I had Sirius and my wife had XM, I'm also debating which to use as the primary receiver.... the base and addon options are just slightly different.


----------



## Anthony1967 (May 11, 2009)

I have had Sirius for four years (Lifetime Sub) now and Xm for the past year. If I had to do it over again I would go with XM.I have the Express RC and it's awesome, The equipment available for XM is better than Sirius Equipment ,but Sirius stuff will get better as Audiovox has won the contract to make all of the Sirius stuff from here on in. If your a Howard fan just get the best of Sirius for your XM radio I think it just got discounted for 2 bucks a month!


----------



## brroland19 (Oct 25, 2008)

i agree with "shedberg" i feel after the merge the XM stations ruined the programming. Bought sirius when Stern made the switch and now i only listen to a hand full of channels (all sirius channels)


----------



## djlong (Jul 8, 2002)

You find them on both sides. I've been with XM since 2002 and the Sirius merger ruined a few music stations for me. In addition, they've diluted MLB Home Plate but it's still good. For me, the jury is out on what happened to the comedy channels. Raw Dog is much worse but having Blue Collar available is a plus.


----------



## Wisegoat (Aug 17, 2006)

Anthony1967 said:


> I have had Sirius for four years (Lifetime Sub) now and Xm for the past year. If I had to do it over again I would go with XM.I have the Express RC and it's awesome, The equipment available for XM is better than Sirius Equipment ,but Sirius stuff will get better as Audiovox has won the contract to make all of the Sirius stuff from here on in. If your a Howard fan just get the best of Sirius for your XM radio I think it just got discounted for 2 bucks a month!


Do all of the radios on the Family Plan get the Sirius channels for the additional $4/month? I would like to add this, but only if the other 3 radios on my account get it as well.


----------



## YKW06 (Feb 2, 2006)

Wisegoat said:


> Do all of the radios on the Family Plan get the Sirius channels for the additional $4/month? I would like to add this, but only if the other 3 radios on my account get it as well.

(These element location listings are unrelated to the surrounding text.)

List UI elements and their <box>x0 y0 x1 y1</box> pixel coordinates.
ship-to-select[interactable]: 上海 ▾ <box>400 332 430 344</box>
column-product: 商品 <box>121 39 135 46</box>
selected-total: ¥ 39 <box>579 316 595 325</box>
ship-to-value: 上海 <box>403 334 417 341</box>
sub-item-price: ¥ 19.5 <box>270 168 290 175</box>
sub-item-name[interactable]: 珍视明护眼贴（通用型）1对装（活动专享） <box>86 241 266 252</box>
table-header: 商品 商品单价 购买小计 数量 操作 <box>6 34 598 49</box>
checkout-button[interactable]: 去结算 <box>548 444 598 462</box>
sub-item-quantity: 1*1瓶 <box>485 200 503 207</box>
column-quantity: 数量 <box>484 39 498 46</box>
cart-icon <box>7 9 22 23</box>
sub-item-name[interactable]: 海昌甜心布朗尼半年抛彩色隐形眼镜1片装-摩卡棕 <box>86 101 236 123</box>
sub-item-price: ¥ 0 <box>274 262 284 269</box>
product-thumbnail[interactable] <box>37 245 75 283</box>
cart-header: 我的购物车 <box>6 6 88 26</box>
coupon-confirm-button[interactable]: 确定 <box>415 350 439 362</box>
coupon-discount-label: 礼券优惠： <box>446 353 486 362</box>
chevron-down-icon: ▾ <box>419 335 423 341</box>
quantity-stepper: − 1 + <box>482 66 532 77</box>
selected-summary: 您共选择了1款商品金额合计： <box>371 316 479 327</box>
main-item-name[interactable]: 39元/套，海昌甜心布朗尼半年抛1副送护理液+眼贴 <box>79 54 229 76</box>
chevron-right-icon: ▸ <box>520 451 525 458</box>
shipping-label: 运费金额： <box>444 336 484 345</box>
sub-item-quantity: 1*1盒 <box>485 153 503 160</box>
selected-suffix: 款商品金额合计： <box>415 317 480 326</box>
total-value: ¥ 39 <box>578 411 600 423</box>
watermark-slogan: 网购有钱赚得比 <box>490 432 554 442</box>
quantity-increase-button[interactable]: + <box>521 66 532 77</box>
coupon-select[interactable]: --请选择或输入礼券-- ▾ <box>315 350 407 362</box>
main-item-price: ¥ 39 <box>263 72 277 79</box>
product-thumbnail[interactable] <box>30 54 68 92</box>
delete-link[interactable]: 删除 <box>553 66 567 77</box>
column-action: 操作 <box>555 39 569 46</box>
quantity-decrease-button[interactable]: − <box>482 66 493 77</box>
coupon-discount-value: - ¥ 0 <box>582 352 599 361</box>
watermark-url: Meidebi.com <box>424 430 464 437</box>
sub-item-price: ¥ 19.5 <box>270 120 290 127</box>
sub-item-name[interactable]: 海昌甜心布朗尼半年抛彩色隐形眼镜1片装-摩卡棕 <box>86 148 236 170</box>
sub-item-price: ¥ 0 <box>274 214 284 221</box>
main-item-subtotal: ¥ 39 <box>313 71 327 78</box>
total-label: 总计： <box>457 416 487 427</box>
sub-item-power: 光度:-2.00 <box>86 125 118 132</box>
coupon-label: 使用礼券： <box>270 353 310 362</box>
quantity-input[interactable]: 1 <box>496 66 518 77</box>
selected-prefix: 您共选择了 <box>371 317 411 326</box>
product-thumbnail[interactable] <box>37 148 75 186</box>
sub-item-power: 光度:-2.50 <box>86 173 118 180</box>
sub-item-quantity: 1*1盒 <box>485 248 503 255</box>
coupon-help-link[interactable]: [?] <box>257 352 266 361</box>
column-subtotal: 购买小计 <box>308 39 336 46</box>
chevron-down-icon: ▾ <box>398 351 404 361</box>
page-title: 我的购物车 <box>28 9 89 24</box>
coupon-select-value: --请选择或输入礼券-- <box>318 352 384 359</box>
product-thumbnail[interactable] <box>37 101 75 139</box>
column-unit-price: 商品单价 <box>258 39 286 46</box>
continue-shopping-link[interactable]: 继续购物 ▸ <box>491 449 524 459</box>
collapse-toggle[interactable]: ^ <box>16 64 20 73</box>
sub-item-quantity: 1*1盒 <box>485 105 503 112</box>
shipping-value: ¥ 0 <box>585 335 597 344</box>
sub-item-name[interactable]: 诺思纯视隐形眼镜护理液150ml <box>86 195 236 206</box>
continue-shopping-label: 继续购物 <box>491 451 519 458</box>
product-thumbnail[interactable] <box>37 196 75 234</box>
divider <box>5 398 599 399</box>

You have to add BoS individually on each additional FP radio. Believe the current rate is $2.99/mo./radio.


----------



## DawgLink (Nov 5, 2006)

A family member of mine has a newer Tahoe with XM pre-installed. He used it for the intro/free period but didn't resign up. I have thought about it but I just am not sure I would use it enough to warrant paying for it

USUALLY I would do it since it doesn't cost that much but times are-a-tight financially for me


----------



## Spyder699 (Sep 24, 2009)

What SIRIUS provides which XM does not is SIRIUS video which I understand is geared for the kids to watch in the backseat.

I decided not to wait for the DNX9140 and went with the DNX8120. Turns out the DNX9140 supports MSN Direct whereas the DNX8120 supports XM weather/traffic using the GXM30 through the Garmin mini-USB which enabled my having both an HD Radio and XM weather/traffic. As far as I know, on the DNX9140 one must choose between SIRIUS, XM sans weather/traffic or HD Radio until Kenwood produces a KAB splitter.


----------